In fact the feature set is mostly frozen (and todo.txt contains the missing pieces), it simply takes a while to implement all of the planned spec... ;-)
BTW whenever I go for simplicity (leaving out traditional OO features; requiring forward declarations) people complain ...
I hope it won't be the same mess as Walter's/Alexandrescu D1.0->D2.x revolution that many people lost interest because of hunting a moving target and overcomplexity...
yes they have really a hard time to find meaningful keywords, as almost everything is deprecated now or has changed its meaning.
BTW whenever I go for simplicity (leaving out traditional OO features; requiring forward declarations) people complain ...
we need to show how to use the flexibility of nimrod to implement missing "features". I highly prefer the simplicity approach and having the freedom to implement these things in code or with macros. The last months I used nimrod were really an eye opener for me, but I know that most of the people will look at the specs and will miss a lot of features they are used to and they won't understand what they can do with AST macros, term rewriting rules, hygienic templates, generic overloading (AST based overloading to come, when I understand the todo.txt right), defining own operators .... The list of uncommon features is long, but does not fit the expectation level of a somehow curious programmer.
I needed at least two different impulses to look deeper into nimrod:
@adrianv, yes, missing features which people are got used to in other languages should be demonstrated with code snippets.
However the absence of those features encourages to go a simpler way and do not overengineer -)
Personally i don't like the idea to implement those complex features like interfaces/annotations etc. with nimrod as a library because those nice macros and templates get used more and more while project grows and finally slow down compilation times tremendously... It's from my experience, at least C++ boost projects are pain to work with. But I like the way templates and generics are implemented in nim.
Compiling to C is a big plus for me because there's no absolute need to write complete bindings to third-party libs. Writing bindings means you have to support them =)
adrianv >but a native compiler would be nice sometimes
A proper bytecode based interpreter that supports the FFI is planned. I don't know if that will help you. ;-)
exhu > Personally i don't like the idea to implement those complex features like interfaces/annotations etc. with nimrod as a library because those nice macros and templates get used more and more while project grows and finally slow down compilation times tremendously... It's from my experience, at least C++ boost projects are pain to work with.
The compiler already supports incremental recompilations via --symbolFiles:on (unfortunately still a bit unstable) and the language is carefully designed to not rely on whole program compilation and that generic instantiations can be cached. I don't think C++ is a good argument of why the approach in general has to result in slow build times.
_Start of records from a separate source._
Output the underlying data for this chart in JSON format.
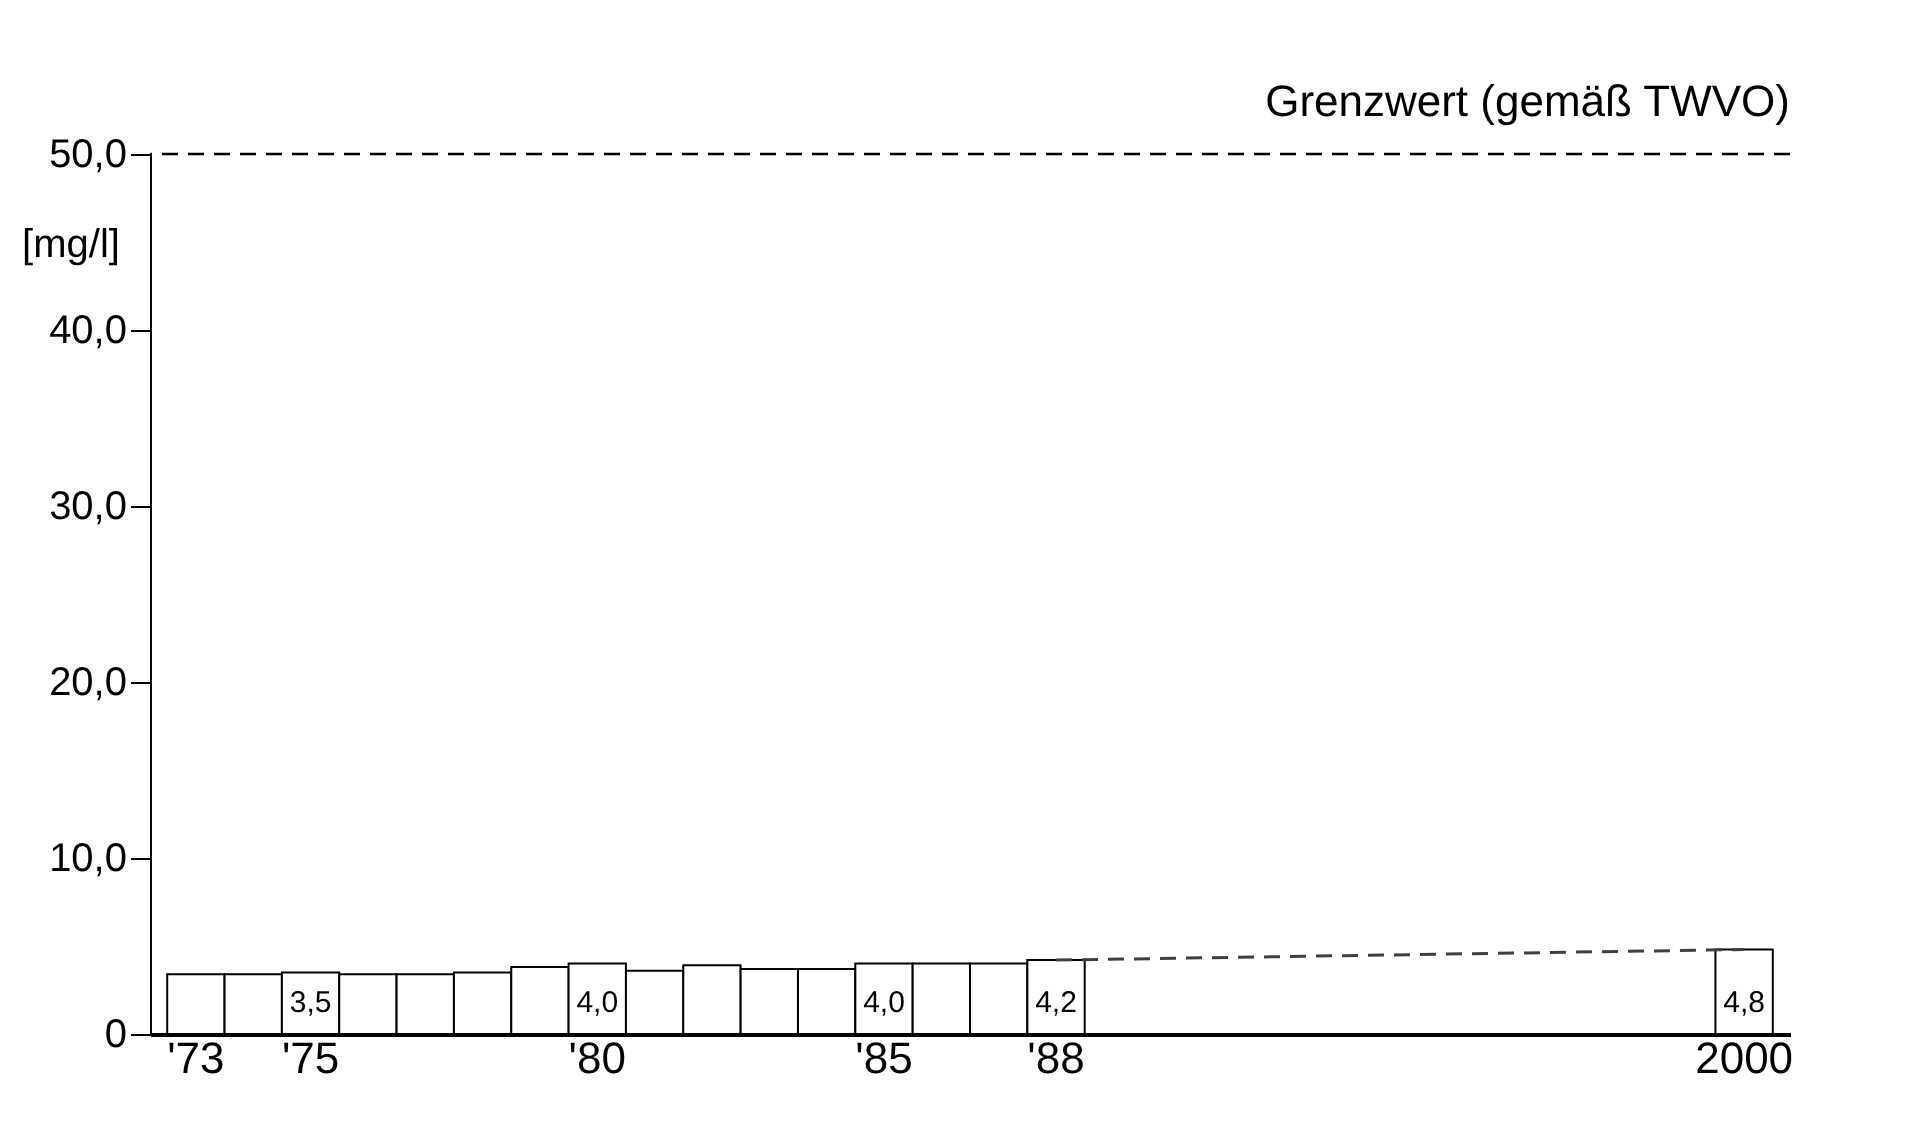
{
  "chart_data": {
    "type": "bar",
    "ylabel": "[mg/l]",
    "categories": [
      "'73",
      null,
      "'75",
      null,
      null,
      null,
      null,
      "'80",
      null,
      null,
      null,
      null,
      "'85",
      null,
      null,
      "'88",
      null,
      null,
      null,
      null,
      null,
      null,
      null,
      null,
      null,
      null,
      null,
      "2000"
    ],
    "series": [
      {
        "color": "#ffffff",
        "values": [
          3.4,
          3.4,
          3.5,
          3.4,
          3.4,
          3.5,
          3.8,
          4.0,
          3.6,
          3.9,
          3.7,
          3.7,
          4.0,
          4.0,
          4.0,
          4.2,
          null,
          null,
          null,
          null,
          null,
          null,
          null,
          null,
          null,
          null,
          null,
          4.8
        ],
        "value_labels": [
          null,
          null,
          "3,5",
          null,
          null,
          null,
          null,
          "4,0",
          null,
          null,
          null,
          null,
          "4,0",
          null,
          null,
          "4,2",
          null,
          null,
          null,
          null,
          null,
          null,
          null,
          null,
          null,
          null,
          null,
          "4,8"
        ]
      },
      {
        "type": "line",
        "color": "#404040",
        "line_style": "dashed",
        "values": [
          null,
          null,
          null,
          null,
          null,
          null,
          null,
          null,
          null,
          null,
          null,
          null,
          null,
          null,
          null,
          4.2,
          null,
          null,
          null,
          null,
          null,
          null,
          null,
          null,
          null,
          null,
          null,
          4.8
        ]
      }
    ],
    "ylim": [
      0,
      50
    ],
    "yticks": [
      0,
      {
        "value": 10,
        "label": "10,0"
      },
      {
        "value": 20,
        "label": "20,0"
      },
      {
        "value": 30,
        "label": "30,0"
      },
      {
        "value": 40,
        "label": "40,0"
      },
      {
        "value": 50,
        "label": "50,0"
      }
    ],
    "ref_lines": [
      {
        "axis": "y",
        "value": 50,
        "label": "Grenzwert (gemäß TWVO)",
        "color": "#000000",
        "line_style": "dashed"
      }
    ],
    "grid": false
  }
}
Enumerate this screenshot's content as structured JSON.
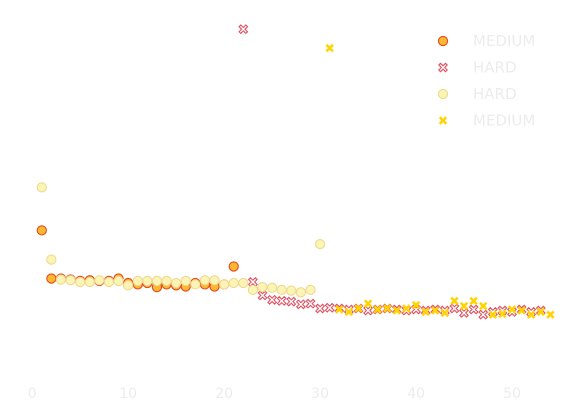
{
  "chart_data": {
    "type": "scatter",
    "title": "",
    "xlabel": "",
    "ylabel": "",
    "xlim": [
      -2,
      55
    ],
    "ylim": [
      -0.05,
      1.02
    ],
    "xticks": [
      0,
      10,
      20,
      30,
      40,
      50
    ],
    "xtick_labels": [
      "0",
      "10",
      "20",
      "30",
      "40",
      "50"
    ],
    "grid": false,
    "legend_position": "top-right",
    "series": [
      {
        "name": "MEDIUM",
        "marker": "circle",
        "fill": "#f8b830",
        "stroke": "#e8461e",
        "points": [
          [
            1,
            0.385
          ],
          [
            2,
            0.245
          ],
          [
            3,
            0.245
          ],
          [
            4,
            0.242
          ],
          [
            5,
            0.238
          ],
          [
            6,
            0.24
          ],
          [
            7,
            0.238
          ],
          [
            8,
            0.238
          ],
          [
            9,
            0.245
          ],
          [
            10,
            0.232
          ],
          [
            11,
            0.228
          ],
          [
            12,
            0.232
          ],
          [
            13,
            0.22
          ],
          [
            14,
            0.228
          ],
          [
            15,
            0.225
          ],
          [
            16,
            0.222
          ],
          [
            17,
            0.232
          ],
          [
            18,
            0.228
          ],
          [
            19,
            0.222
          ],
          [
            20,
            0.228
          ],
          [
            21,
            0.28
          ]
        ]
      },
      {
        "name": "HARD",
        "marker": "x",
        "fill": "#ffffff",
        "stroke": "#e05060",
        "points": [
          [
            22,
            0.97
          ],
          [
            23,
            0.235
          ],
          [
            24,
            0.196
          ],
          [
            25,
            0.183
          ],
          [
            26,
            0.18
          ],
          [
            27,
            0.178
          ],
          [
            28,
            0.17
          ],
          [
            29,
            0.172
          ],
          [
            30,
            0.158
          ],
          [
            31,
            0.16
          ],
          [
            32,
            0.158
          ],
          [
            33,
            0.155
          ],
          [
            34,
            0.158
          ],
          [
            35,
            0.152
          ],
          [
            36,
            0.155
          ],
          [
            37,
            0.158
          ],
          [
            38,
            0.155
          ],
          [
            39,
            0.152
          ],
          [
            40,
            0.155
          ],
          [
            41,
            0.152
          ],
          [
            42,
            0.155
          ],
          [
            43,
            0.152
          ],
          [
            44,
            0.158
          ],
          [
            45,
            0.145
          ],
          [
            46,
            0.155
          ],
          [
            47,
            0.14
          ],
          [
            48,
            0.148
          ],
          [
            49,
            0.152
          ],
          [
            50,
            0.148
          ],
          [
            51,
            0.155
          ],
          [
            52,
            0.148
          ],
          [
            53,
            0.152
          ]
        ]
      },
      {
        "name": "HARD",
        "marker": "circle",
        "fill": "#faf5b4",
        "stroke": "#f0d890",
        "points": [
          [
            1,
            0.51
          ],
          [
            2,
            0.3
          ],
          [
            3,
            0.242
          ],
          [
            4,
            0.24
          ],
          [
            5,
            0.235
          ],
          [
            6,
            0.235
          ],
          [
            7,
            0.24
          ],
          [
            8,
            0.235
          ],
          [
            9,
            0.238
          ],
          [
            10,
            0.225
          ],
          [
            11,
            0.238
          ],
          [
            12,
            0.238
          ],
          [
            13,
            0.238
          ],
          [
            14,
            0.238
          ],
          [
            15,
            0.232
          ],
          [
            16,
            0.238
          ],
          [
            17,
            0.228
          ],
          [
            18,
            0.24
          ],
          [
            19,
            0.24
          ],
          [
            20,
            0.228
          ],
          [
            21,
            0.232
          ],
          [
            22,
            0.232
          ],
          [
            23,
            0.212
          ],
          [
            24,
            0.22
          ],
          [
            25,
            0.218
          ],
          [
            26,
            0.212
          ],
          [
            27,
            0.21
          ],
          [
            28,
            0.205
          ],
          [
            29,
            0.212
          ],
          [
            30,
            0.345
          ]
        ]
      },
      {
        "name": "MEDIUM",
        "marker": "x-filled",
        "fill": "#ffd400",
        "stroke": "#ffd400",
        "points": [
          [
            31,
            0.915
          ],
          [
            32,
            0.155
          ],
          [
            33,
            0.148
          ],
          [
            34,
            0.158
          ],
          [
            35,
            0.172
          ],
          [
            36,
            0.155
          ],
          [
            37,
            0.158
          ],
          [
            38,
            0.152
          ],
          [
            39,
            0.158
          ],
          [
            40,
            0.168
          ],
          [
            41,
            0.148
          ],
          [
            42,
            0.152
          ],
          [
            43,
            0.145
          ],
          [
            44,
            0.18
          ],
          [
            45,
            0.165
          ],
          [
            46,
            0.18
          ],
          [
            47,
            0.165
          ],
          [
            48,
            0.14
          ],
          [
            49,
            0.142
          ],
          [
            50,
            0.155
          ],
          [
            51,
            0.152
          ],
          [
            52,
            0.14
          ],
          [
            53,
            0.148
          ],
          [
            54,
            0.14
          ]
        ]
      }
    ]
  }
}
Araq: A proper bytecode based interpreter that supports the FFI is planned. I don't know if that will help you.
a byte code interpreter would be cool for many purposes. I think of a) debugging possibilities in an IDE b) embedding nimrod code as a scripting language. Since nimrod is strictly and static typed it might be possible to implement the byte code interpreter without the need to box the build in types, which could be a big performance advantage against byte code interpreters build for dynamic typed languages.
Since nimrod is strictly and static typed it might be possible to implement the byte code interpreter without the need to box the build in types...
Yes that's the plan. However a non-boxing implementation is much more work; so much that I in fact consider generating x86_64 (or maybe ARM) opcodes and get a JIT on this platform for free. For the other platforms the opcodes would have to be interpreted/emulated.